Kill characteristics of antibiotic agents

"Kill characteristics" is a made-up sounding term which describes the effect of dosing intervals on the antimicrobial effectiveness of antibiotics. It relates mainly to the post-antibiotic effects of the specific drug. The best way to describe kill characteristics is with the use of this diagram, which had come up in Question 3.1 from the second paper of 2014, and Question 24.1 from the first paper of 2008.

The graph represents a concentration-time curve, and describes the relationship between antibiotic concentration and their "killing power", the capacity to wipe out a significant population of microorganisms. The question is based on Table 72.2 from Oh's Manual, "Pharmacodynamic properties of selected antibiotics". It can be found on page 739 of the new edition. The table, in turn, is based on a 2009 article by Roberts and Lipman. The article even has a graph of concentration over time, which resembles the graph in the question. It was published one year after this college paper. In it, an excellent section entitled "Kill characteristics of antibiotics" describes the below concepts very well. This article, in turn, draws on material from an even earlier article from 2003 by William A. Craig, which is even more detailed. Generally speaking, William A. Graig seems to be the guru of antibiotic pharmacodynamics, and has at least one other excellent paper relevant to this topic.

At a basic level, the activity of antibiotics is described by three statements, according to the most important factor in their pharmacokinetics:

  • Antibiotics which kill over time (according to time spent over MIC)
  • Antibiotics which kill by concentration (according to highest peak of concentration)
  • Antibiotics which kill by a combination of time and concentration.

Kill Characteristics of Antibiotics

Time-dependent killing

Concentration-dependent killing

AUC/MIC-dependent killing

  • β-lactams
  • Carbapenems
  • Monobactams
  • Linezolid
  • Clindamycin
  • Macrolides
  • Aminoglycosides
  • Metronidazole
  • Daptomycin
  • ... fluoroquinolones.
  • Fluoroquinolones
  • Azithromycin
  • Tetracyclines
  • Vancomycin
  • Tigecycline,
  • Quinupristin/dalfopristin
  • ...linezolid

How do we decide which is which? It is surprisingly unscientific, much in the same way the way we define what an infection is, or what sepsis is. Most studies that explore this question tend to choose some relatively arbitrary clinical endpoint, eg. the resolution of fevers, negative blood cultures, improved haemodynamics, etc. The investigators then look at the pattern of drug concentration over time, and try to determine which parameter in this graph was most closely associated with improvement. This can occasionally produce some confusion. For example, some studies (Morrissey, 1997) will describe fluoroquinolones as concentration-dependent killers, whereas others (Schentag et al, 1991) found that peak/MIC or AUC/MIC were better predictors of a good clinical outcome.

Time dependent killing

This refers to the time spent marinading in a concentration over MIC - the "C" on the college graph.

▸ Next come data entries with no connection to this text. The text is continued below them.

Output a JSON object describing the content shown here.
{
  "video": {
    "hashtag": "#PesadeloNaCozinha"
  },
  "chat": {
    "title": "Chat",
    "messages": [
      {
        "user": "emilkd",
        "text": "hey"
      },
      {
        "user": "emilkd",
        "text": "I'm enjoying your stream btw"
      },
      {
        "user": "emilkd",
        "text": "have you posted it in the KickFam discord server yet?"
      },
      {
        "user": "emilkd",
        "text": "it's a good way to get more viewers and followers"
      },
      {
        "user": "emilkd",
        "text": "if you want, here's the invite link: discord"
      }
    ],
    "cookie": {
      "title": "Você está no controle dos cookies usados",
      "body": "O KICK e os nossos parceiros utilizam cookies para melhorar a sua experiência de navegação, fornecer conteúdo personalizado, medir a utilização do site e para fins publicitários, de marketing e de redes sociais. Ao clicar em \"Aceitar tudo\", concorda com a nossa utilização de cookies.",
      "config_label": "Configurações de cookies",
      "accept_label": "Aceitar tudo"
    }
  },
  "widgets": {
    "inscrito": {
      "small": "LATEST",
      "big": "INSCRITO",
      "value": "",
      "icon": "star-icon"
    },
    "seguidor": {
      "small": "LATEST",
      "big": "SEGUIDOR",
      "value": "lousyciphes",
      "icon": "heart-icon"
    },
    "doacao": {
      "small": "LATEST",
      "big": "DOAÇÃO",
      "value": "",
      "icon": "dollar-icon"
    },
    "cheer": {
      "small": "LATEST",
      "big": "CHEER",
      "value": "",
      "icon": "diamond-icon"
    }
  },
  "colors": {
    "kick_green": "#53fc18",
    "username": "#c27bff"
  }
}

The antibiotics most affected by this are:

  • Those which kill bacteria most effectively at some specific event which occurs intermittently, eg. classically when the bacteria are about to divide.
  • Those which do not have much of a post-antibiotic effect, i.e. the killing only occurs while the drug concentration remains high

Examples of this include β-lactams, carbapenems, monobactams, linezolid, linocosamides like clindamycin, and macrolides like erythromycin. 

The concentration of the antibiotic does not need to remain over MIC for 100% of the time in order to be effective. At least with cephalosporins, it has been demonstrated that if even 40-50% of the dosing interval is spent at above MIC, the killing efficacy of the drug approaches maximum.

Specifically, the antibiotics requiring the longest time above MIC were the cephalosporins.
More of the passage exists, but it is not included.